In the last few years, the CSI conference has focused on developing scientific professionals—regardless of whether or not they become academic scientists. With the help of Dr. Nana Lee (University of Toronto) and student volunteers, this year’s conference provided several sessions to help trainees develop their various skills away from the bench.

The sessions opened with Dr. Lee’s “Success After Graduate School” seminar, which addressed the importance of having a career plan during training and continually assessing one’s impact on research Michael Bloom (The Conference Board of Canada, CBC) discussed why the job hunt can be so tedious in the Canadian market. Mr. Bloom is involved in a new CBC research initiative that tracks PhD graduates after their degrees, and has found that graduates face substantial challenges in finding alternative employment, as their skillset is not always understood by employers outside of academia. Hopefully, this work can help bridge the gap between academic training and the real job market.

Photo credit: Heather Filyk.

A new addition to CSI this year was a Trainee Mixer, and event designed to have students mix-and-mingle with industry representatives and scientists. The event was attended by directors, managers, sales representatives, consultants, and associates from various companies as well as academic researchers. Unfortunately, the mixer was a victim of hungry stomachs, as most people left early to look for dinner after the food ran out. It would also have been more helpful if the invited professionals were introduced and better identified so that trainees knew who to approach. However, trainees got a second opportunity to chat with professionals at the careers discussion panel. The panel consisted of an entrepreneur in industry, a science policy director, a regulatory affairs evaluator, a flow cytometry facility manager, an RCMP forensic scientist and an infectious disease clinical researcher. This broad range of panelists gave the students a new perspective on how far their graduate degrees can stretch.
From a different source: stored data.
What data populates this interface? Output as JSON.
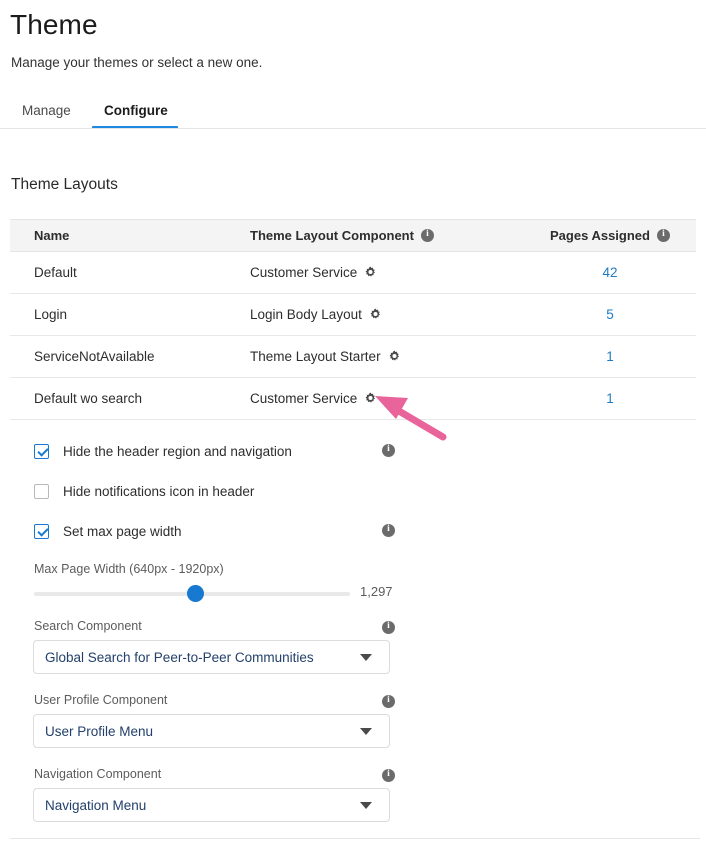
{
  "header": {
    "title": "Theme",
    "subtitle": "Manage your themes or select a new one."
  },
  "tabs": [
    {
      "label": "Manage",
      "active": false
    },
    {
      "label": "Configure",
      "active": true
    }
  ],
  "section": {
    "title": "Theme Layouts"
  },
  "table": {
    "columns": [
      {
        "label": "Name",
        "info": false
      },
      {
        "label": "Theme Layout Component",
        "info": true
      },
      {
        "label": "Pages Assigned",
        "info": true
      }
    ],
    "rows": [
      {
        "name": "Default",
        "component": "Customer Service",
        "pages": "42"
      },
      {
        "name": "Login",
        "component": "Login Body Layout",
        "pages": "5"
      },
      {
        "name": "ServiceNotAvailable",
        "component": "Theme Layout Starter",
        "pages": "1"
      },
      {
        "name": "Default wo search",
        "component": "Customer Service",
        "pages": "1"
      }
    ]
  },
  "options": {
    "checkboxes": [
      {
        "label": "Hide the header region and navigation",
        "checked": true,
        "info": true
      },
      {
        "label": "Hide notifications icon in header",
        "checked": false,
        "info": false
      },
      {
        "label": "Set max page width",
        "checked": true,
        "info": true
      }
    ],
    "slider": {
      "label": "Max Page Width (640px - 1920px)",
      "value": "1,297",
      "min": 640,
      "max": 1920,
      "percent": 51
    },
    "selects": [
      {
        "label": "Search Component",
        "value": "Global Search for Peer-to-Peer Communities",
        "info": true
      },
      {
        "label": "User Profile Component",
        "value": "User Profile Menu",
        "info": true
      },
      {
        "label": "Navigation Component",
        "value": "Navigation Menu",
        "info": true
      }
    ]
  },
  "icons": {
    "info": "i",
    "gear": "gear-icon",
    "caret": "chevron-down-icon"
  },
  "colors": {
    "accent": "#1e88e5",
    "link": "#1f7bc1",
    "select_text": "#23406b",
    "annotation_arrow": "#e8649a"
  }
}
The one-minute thesis (1MT) made a comeback this year (and looks to stay as a conference tradition). Trainees were asked to give a 60-second “elevator pitch” to pique interest for their posters. This provided an entertaining display of creativity ranging from PowerPoint diagrams to hand-drawn cartoons to paper cut-outs. Overall, the 1MT was a challenging exercise for students and postdoctoral fellows in effective and concise communication.
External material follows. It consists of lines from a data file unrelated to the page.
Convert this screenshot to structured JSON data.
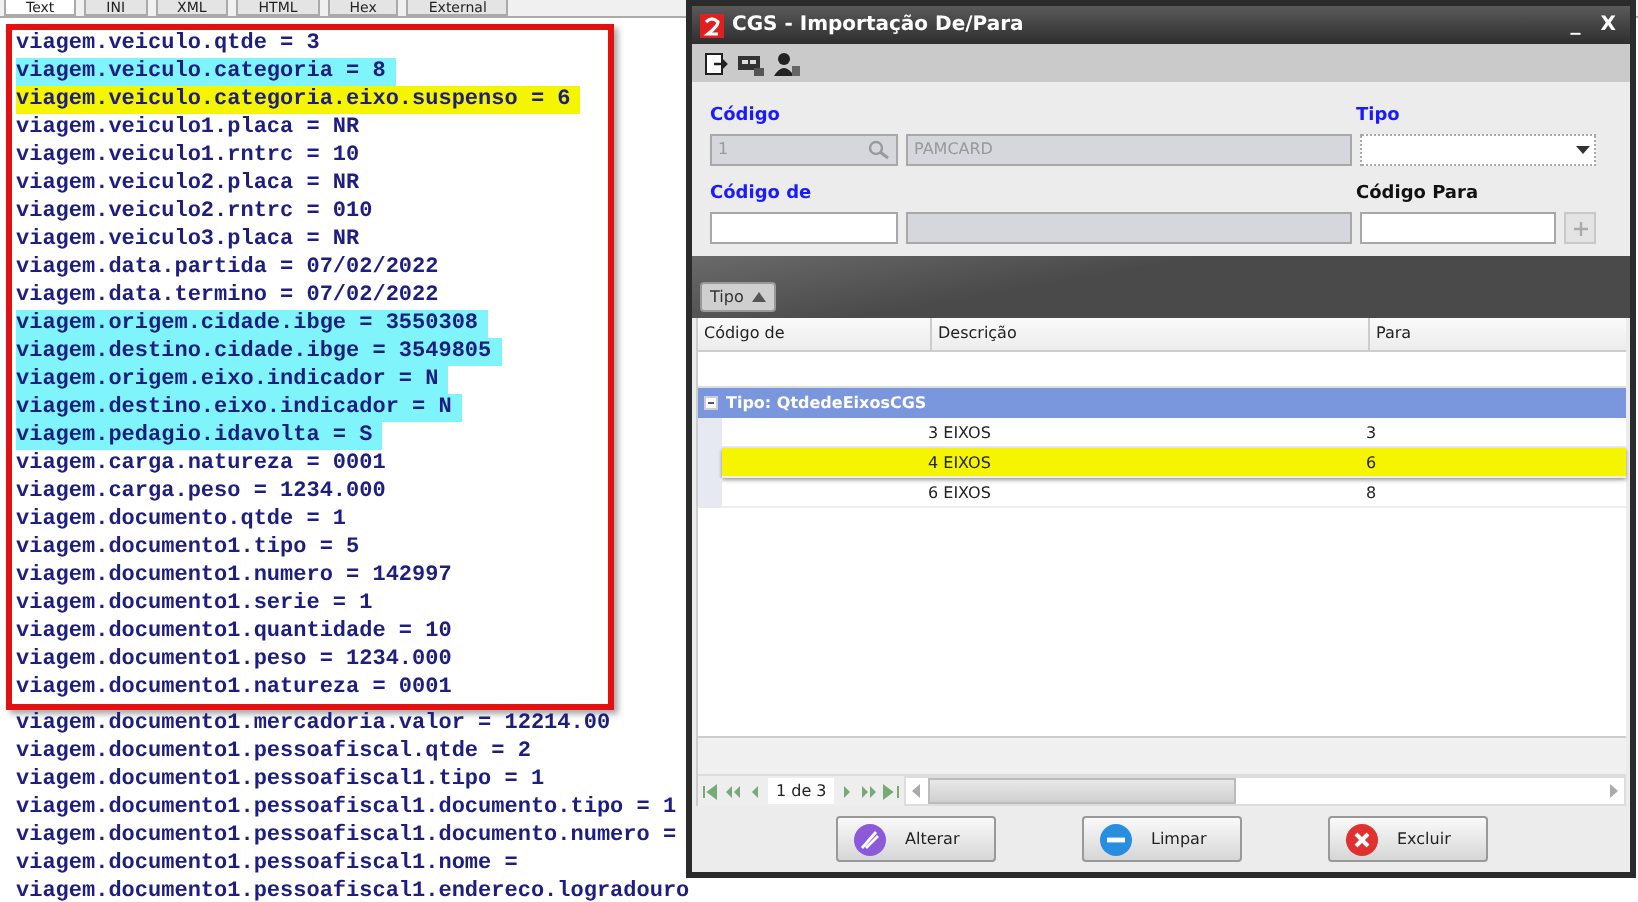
{
  "tabs": [
    {
      "label": "Text",
      "selected": true
    },
    {
      "label": "INI",
      "selected": false
    },
    {
      "label": "XML",
      "selected": false
    },
    {
      "label": "HTML",
      "selected": false
    },
    {
      "label": "Hex",
      "selected": false
    },
    {
      "label": "External",
      "selected": false
    }
  ],
  "editor": {
    "framed_lines": [
      {
        "text": "viagem.veiculo.qtde = 3"
      },
      {
        "text": "viagem.veiculo.categoria = 8",
        "color": "#7ff4fb"
      },
      {
        "text": "viagem.veiculo.categoria.eixo.suspenso = 6",
        "color": "#f5f500"
      },
      {
        "text": "viagem.veiculo1.placa = NR"
      },
      {
        "text": "viagem.veiculo1.rntrc = 10"
      },
      {
        "text": "viagem.veiculo2.placa = NR"
      },
      {
        "text": "viagem.veiculo2.rntrc = 010"
      },
      {
        "text": "viagem.veiculo3.placa = NR"
      },
      {
        "text": "viagem.data.partida = 07/02/2022"
      },
      {
        "text": "viagem.data.termino = 07/02/2022"
      },
      {
        "text": "viagem.origem.cidade.ibge = 3550308",
        "color": "#7ff4fb"
      },
      {
        "text": "viagem.destino.cidade.ibge = 3549805",
        "color": "#7ff4fb"
      },
      {
        "text": "viagem.origem.eixo.indicador = N",
        "color": "#7ff4fb"
      },
      {
        "text": "viagem.destino.eixo.indicador = N",
        "color": "#7ff4fb"
      },
      {
        "text": "viagem.pedagio.idavolta = S",
        "color": "#7ff4fb"
      },
      {
        "text": "viagem.carga.natureza = 0001"
      },
      {
        "text": "viagem.carga.peso = 1234.000"
      },
      {
        "text": "viagem.documento.qtde = 1"
      },
      {
        "text": "viagem.documento1.tipo = 5"
      },
      {
        "text": "viagem.documento1.numero = 142997"
      },
      {
        "text": "viagem.documento1.serie = 1"
      },
      {
        "text": "viagem.documento1.quantidade = 10"
      },
      {
        "text": "viagem.documento1.peso = 1234.000"
      },
      {
        "text": "viagem.documento1.natureza = 0001"
      }
    ],
    "lines": [
      {
        "text": "viagem.documento1.mercadoria.valor = 12214.00"
      },
      {
        "text": "viagem.documento1.pessoafiscal.qtde = 2"
      },
      {
        "text": "viagem.documento1.pessoafiscal1.tipo = 1"
      },
      {
        "text": "viagem.documento1.pessoafiscal1.documento.tipo = 1"
      },
      {
        "text": "viagem.documento1.pessoafiscal1.documento.numero ="
      },
      {
        "text": "viagem.documento1.pessoafiscal1.nome ="
      },
      {
        "text": "viagem.documento1.pessoafiscal1.endereco.logradouro"
      }
    ]
  },
  "dialog": {
    "title": "CGS - Importação De/Para",
    "minimize": "_",
    "close": "X",
    "fields": [
      {
        "label": "Código",
        "required": true,
        "disabled": true,
        "value": "1",
        "name": "PAMCARD"
      },
      {
        "label": "Tipo",
        "required": true,
        "disabled": false
      },
      {
        "label": "Código de",
        "required": true,
        "disabled": false
      },
      {
        "label": "Código Para",
        "required": false,
        "disabled": false
      }
    ],
    "group_chip": "Tipo",
    "columns": [
      "Código de",
      "Descrição",
      "Para"
    ],
    "group": {
      "label": "Tipo: QtdedeEixosCGS",
      "expanded": true
    },
    "rows": [
      {
        "descricao": "3 EIXOS",
        "para": "3",
        "selected": false
      },
      {
        "descricao": "4 EIXOS",
        "para": "6",
        "selected": true
      },
      {
        "descricao": "6 EIXOS",
        "para": "8",
        "selected": false
      }
    ],
    "pager": "1 de 3",
    "buttons": [
      {
        "label": "Alterar",
        "kind": "edit"
      },
      {
        "label": "Limpar",
        "kind": "clear"
      },
      {
        "label": "Excluir",
        "kind": "delete"
      }
    ]
  }
}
The career development programs at CSI help trainees expand their skills and offers an opportunity to be trained by the best in the business. This has been a fantastic addition to the CSI meetings over the last two years and will continue to help graduate students plan for their future careers in immunology.
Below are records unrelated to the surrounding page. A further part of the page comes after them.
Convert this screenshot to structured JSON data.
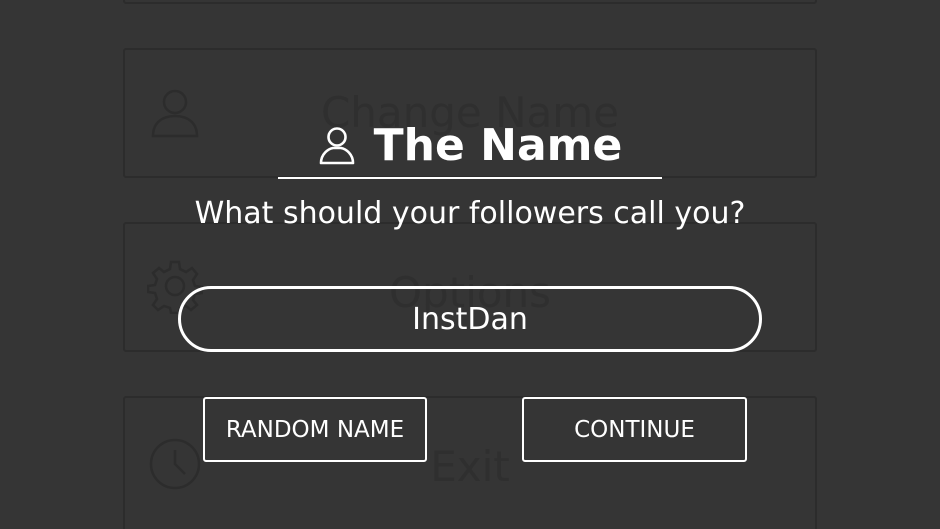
{
  "background_menu": {
    "items": [
      {
        "label": "",
        "icon": "blank"
      },
      {
        "label": "Change Name",
        "icon": "user-icon"
      },
      {
        "label": "Options",
        "icon": "gear-icon"
      },
      {
        "label": "Exit",
        "icon": "clock-icon"
      }
    ]
  },
  "dialog": {
    "title": "The Name",
    "title_icon": "user-icon",
    "prompt": "What should your followers call you?",
    "name_input": {
      "value": "InstDan"
    },
    "buttons": {
      "random_label": "RANDOM NAME",
      "continue_label": "CONTINUE"
    }
  },
  "colors": {
    "background": "#353535",
    "foreground": "#ffffff",
    "dimmed_outline": "#2c2c2c"
  }
}
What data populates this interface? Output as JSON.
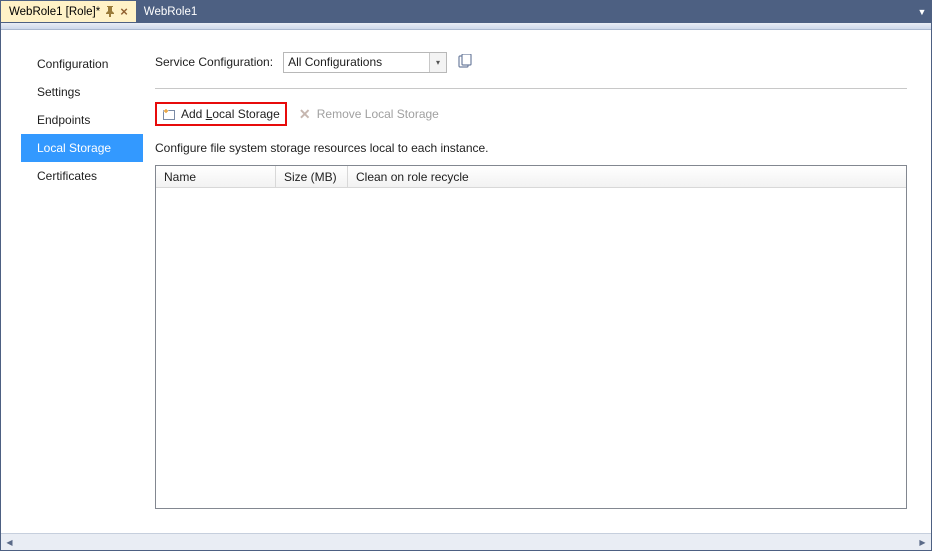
{
  "tabs": {
    "active": {
      "label": "WebRole1 [Role]*"
    },
    "inactive": {
      "label": "WebRole1"
    }
  },
  "sidebar": {
    "items": [
      {
        "label": "Configuration"
      },
      {
        "label": "Settings"
      },
      {
        "label": "Endpoints"
      },
      {
        "label": "Local Storage"
      },
      {
        "label": "Certificates"
      }
    ],
    "selected_index": 3
  },
  "service_config": {
    "label": "Service Configuration:",
    "selected": "All Configurations"
  },
  "toolbar": {
    "add": {
      "prefix": "Add ",
      "accel": "L",
      "suffix": "ocal Storage"
    },
    "remove": {
      "label": "Remove Local Storage"
    }
  },
  "hint": "Configure file system storage resources local to each instance.",
  "table": {
    "columns": [
      {
        "label": "Name"
      },
      {
        "label": "Size (MB)"
      },
      {
        "label": "Clean on role recycle"
      }
    ]
  }
}
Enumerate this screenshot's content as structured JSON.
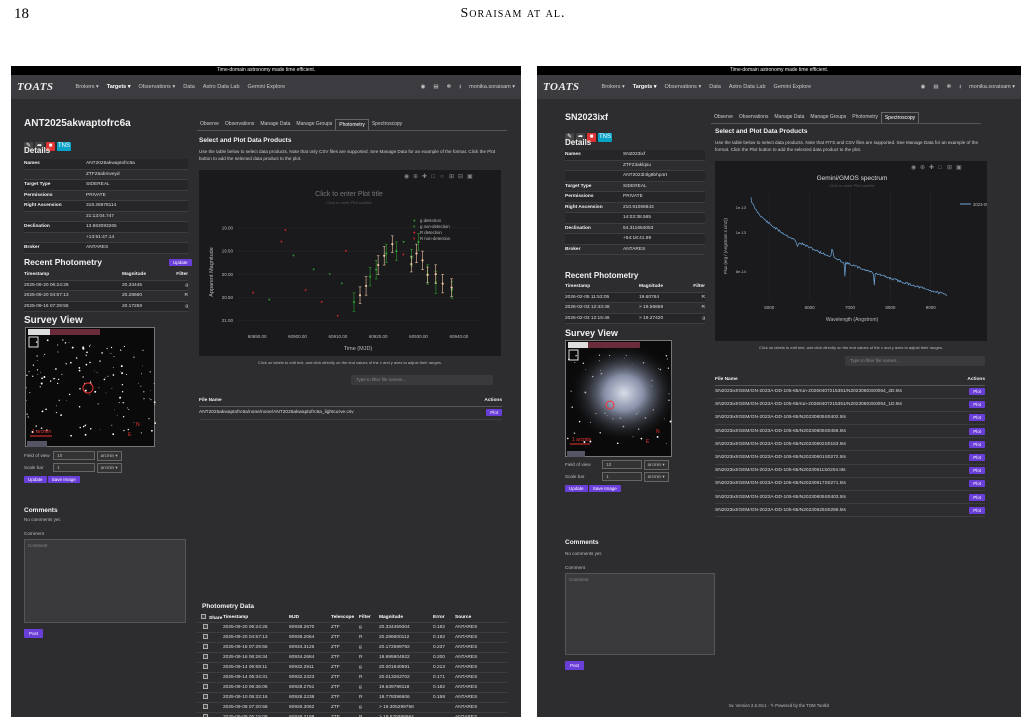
{
  "page": {
    "number": "18",
    "running_title": "Soraisam at al."
  },
  "left": {
    "banner": "Time-domain astronomy made time efficient.",
    "logo": "TOATS",
    "nav": [
      "Brokers ▾",
      "Targets ▾",
      "Observations ▾",
      "Data",
      "Astro Data Lab",
      "Gemini Explore"
    ],
    "user": "monika.soraisam ▾",
    "target_name": "ANT2025akwaptofrc6a",
    "tns_label": "TNS",
    "details_title": "Details",
    "details": [
      {
        "k": "Names",
        "v": "ANT2025akwaptofrc6a"
      },
      {
        "k": "",
        "v": "ZTF25abmveyd"
      },
      {
        "k": "Target Type",
        "v": "SIDEREAL"
      },
      {
        "k": "Permissions",
        "v": "PRIVATE"
      },
      {
        "k": "Right Ascension",
        "v": "318.26978114"
      },
      {
        "k": "",
        "v": "21:13:04.747"
      },
      {
        "k": "Declination",
        "v": "13.863093265"
      },
      {
        "k": "",
        "v": "+13:51:47.14"
      },
      {
        "k": "Broker",
        "v": "ANTARES"
      }
    ],
    "tabs": [
      "Observe",
      "Observations",
      "Manage Data",
      "Manage Groups",
      "Photometry",
      "Spectroscopy"
    ],
    "select_title": "Select and Plot Data Products",
    "select_desc": "Use the table below to select data products. Note that only CSV files are supported. See Manage Data for an example of the format. Click the Plot button to add the selected data product to the plot.",
    "recent_title": "Recent Photometry",
    "update_label": "Update",
    "recent_headers": [
      "Timestamp",
      "Magnitude",
      "Filter"
    ],
    "recent_rows": [
      [
        "2025-09-20 06:24:26",
        "20.33445",
        "g"
      ],
      [
        "2025-09-20 04:57:13",
        "20.28660",
        "R"
      ],
      [
        "2025-09-16 07:29:55",
        "20.17259",
        "g"
      ]
    ],
    "survey_title": "Survey View",
    "fov_label": "Field of view",
    "fov_val": "10",
    "fov_unit": "arcmin ▾",
    "scale_label": "Scale bar",
    "scale_val": "1",
    "scale_unit": "arcmin ▾",
    "update_btn": "Update",
    "save_btn": "Save Image",
    "plot_hint": "Click on labels to edit text, and click directly on the end values of the x and y axes to adjust their ranges.",
    "filter_placeholder": "Type to filter file names...",
    "files_headers": [
      "File Name",
      "Actions"
    ],
    "file_row": "ANT2025akwaptofrc6a/none/none/ANT2025akwaptofrc6a_lightcurve.csv",
    "plot_btn": "Plot",
    "comments_title": "Comments",
    "no_comments": "No comments yet.",
    "comment_label": "Comment",
    "comment_ph": "Comment",
    "post": "Post",
    "phot_title": "Photometry Data",
    "phot_headers": [
      "Share",
      "Timestamp",
      "MJD",
      "Telescope",
      "Filter",
      "Magnitude",
      "Error",
      "Source"
    ],
    "phot_rows": [
      [
        "2025-09-20 06:24:26",
        "60938.2670",
        "ZTF",
        "g",
        "20.334459304",
        "0.182",
        "ANTARES"
      ],
      [
        "2025-09-20 04:57:13",
        "60938.2064",
        "ZTF",
        "R",
        "20.286600112",
        "0.192",
        "ANTARES"
      ],
      [
        "2025-09-16 07:29:55",
        "60934.3125",
        "ZTF",
        "g",
        "20.172599792",
        "0.237",
        "ANTARES"
      ],
      [
        "2025-09-16 06:26:34",
        "60934.2684",
        "ZTF",
        "R",
        "19.995904922",
        "0.200",
        "ANTARES"
      ],
      [
        "2025-09-14 06:59:11",
        "60932.2911",
        "ZTF",
        "g",
        "20.001840591",
        "0.213",
        "ANTARES"
      ],
      [
        "2025-09-14 05:34:31",
        "60932.2323",
        "ZTF",
        "R",
        "20.013263702",
        "0.171",
        "ANTARES"
      ],
      [
        "2025-09-10 06:36:06",
        "60928.2751",
        "ZTF",
        "g",
        "19.639799118",
        "0.182",
        "ANTARES"
      ],
      [
        "2025-09-10 05:22:16",
        "60928.2238",
        "ZTF",
        "R",
        "19.778396606",
        "0.168",
        "ANTARES"
      ],
      [
        "2025-09-08 07:20:58",
        "60926.3062",
        "ZTF",
        "g",
        "> 19.305299758",
        "",
        "ANTARES"
      ],
      [
        "2025-09-08 05:15:08",
        "60926.2188",
        "ZTF",
        "R",
        "> 19.576999664",
        "",
        "ANTARES"
      ]
    ],
    "plot": {
      "title": "Click to enter Plot title",
      "subtitle": "Click to enter Plot subtitle",
      "xlabel": "Time (MJD)",
      "ylabel": "Apparent Magnitude",
      "xticks": [
        "60890.00",
        "60900.00",
        "60910.00",
        "60920.00",
        "60930.00",
        "60940.00"
      ],
      "yticks": [
        "19.00",
        "19.50",
        "20.00",
        "20.50",
        "21.00"
      ],
      "legend": [
        "g detection",
        "g non-detection",
        "R detection",
        "R non-detection"
      ],
      "colors": {
        "g": "#2ca02c",
        "R": "#d62728",
        "Rdet": "#f2c7a6"
      }
    }
  },
  "right": {
    "banner": "Time-domain astronomy made time efficient.",
    "logo": "TOATS",
    "nav": [
      "Brokers ▾",
      "Targets ▾",
      "Observations ▾",
      "Data",
      "Astro Data Lab",
      "Gemini Explore"
    ],
    "user": "monika.soraisam ▾",
    "target_name": "SN2023ixf",
    "tns_label": "TNS",
    "details_title": "Details",
    "details": [
      {
        "k": "Names",
        "v": "SN2023ixf"
      },
      {
        "k": "",
        "v": "ZTF23aklqsu"
      },
      {
        "k": "",
        "v": "ANT2023l4lg8bhp4rt"
      },
      {
        "k": "Target Type",
        "v": "SIDEREAL"
      },
      {
        "k": "Permissions",
        "v": "PRIVATE"
      },
      {
        "k": "Right Ascension",
        "v": "210.91066843"
      },
      {
        "k": "",
        "v": "14:03:38.565"
      },
      {
        "k": "Declination",
        "v": "54.311664053"
      },
      {
        "k": "",
        "v": "+54:18:41.99"
      },
      {
        "k": "Broker",
        "v": "ANTARES"
      }
    ],
    "tabs": [
      "Observe",
      "Observations",
      "Manage Data",
      "Manage Groups",
      "Photometry",
      "Spectroscopy"
    ],
    "select_title": "Select and Plot Data Products",
    "select_desc": "Use the table below to select data products. Note that FITS and CSV files are supported. See Manage Data for an example of the format. Click the Plot button to add the selected data product to the plot.",
    "recent_title": "Recent Photometry",
    "recent_headers": [
      "Timestamp",
      "Magnitude",
      "Filter"
    ],
    "recent_rows": [
      [
        "2026-02-05 11:53:05",
        "19.60764",
        "R"
      ],
      [
        "2026-02-03 12:43:48",
        "> 19.56659",
        "R"
      ],
      [
        "2026-02-03 12:15:46",
        "> 19.27420",
        "g"
      ]
    ],
    "survey_title": "Survey View",
    "fov_label": "Field of view",
    "fov_val": "10",
    "fov_unit": "arcmin ▾",
    "scale_label": "Scale bar",
    "scale_val": "1",
    "scale_unit": "arcmin ▾",
    "update_btn": "Update",
    "save_btn": "Save Image",
    "plot_hint": "Click on labels to edit text, and click directly on the end values of the x and y axes to adjust their ranges.",
    "filter_placeholder": "Type to filter file names...",
    "files_headers": [
      "File Name",
      "Actions"
    ],
    "files": [
      "SN2023ixf/GEM/GN-2023A-DD-105-65/run-20260407215351/N20230603S0054_2D.fits",
      "SN2023ixf/GEM/GN-2023A-DD-105-65/run-20260407215351/N20230603S0054_1D.fits",
      "SN2023ixf/GEM/GN-2023A-DD-105-65/N20230605S0402.fits",
      "SN2023ixf/GEM/GN-2023A-DD-105-65/N20230605S0456.fits",
      "SN2023ixf/GEM/GN-2023A-DD-105-65/N20230602S0153.fits",
      "SN2023ixf/GEM/GN-2023A-DD-105-65/N20230601S0272.fits",
      "SN2023ixf/GEM/GN-2023A-DD-105-65/N20230611S0204.fits",
      "SN2023ixf/GEM/GN-2023A-DD-105-65/N20230617S0271.fits",
      "SN2023ixf/GEM/GN-2023A-DD-105-65/N20230605S0403.fits",
      "SN2023ixf/GEM/GN-2023A-DD-105-65/N20230625S0286.fits"
    ],
    "plot_btn": "Plot",
    "comments_title": "Comments",
    "no_comments": "No comments yet.",
    "comment_label": "Comment",
    "comment_ph": "Comment",
    "post": "Post",
    "footer": "tw. Version 2.6.3rc1 · ✎ Powered by the TOM Toolkit",
    "spec": {
      "title": "Gemini/GMOS spectrum",
      "subtitle": "Click to enter Plot subtitle",
      "xlabel": "Wavelength (Angstrom)",
      "ylabel": "Flux (erg / (Angstrom s cm2))",
      "xticks": [
        "5000",
        "6000",
        "7000",
        "8000",
        "9000"
      ],
      "yticks": [
        "1e-13",
        "1e-13",
        "8e-14"
      ],
      "legend": "2023-06-03",
      "color": "#6fa8dc"
    }
  }
}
In closing, CSI was a great success this year! A big thank you to Lori Coulthurst and the local organizing committee of Dr. Katrina Gee (Queen’s University), Dr. Sam Basta (Queen’s University), Dr. Andrew Makrigiannis (Dalhousie University), Dr. Subash Sad (University of Ottawa) and Dr. Tania Watts (University of Toronto) for a very successful conference. Everyone is looking forward to next year on the slopes in Banff!

CSI U of T 3
The University of Toronto. Photo credit: Heather Filyk.

Author affiliations:

Angela Zhou is a 4th year PhD candidate at University of Toronto in the Department of Immunology under the supervision of Dr. Tania Watts.

Carlene Petes is a 4th year PhD candidate at Queen’s University studying Microbiology and Immunology in the Department of Biomedical and Molecular Sciences under the supervision of Dr. Katrina Gee.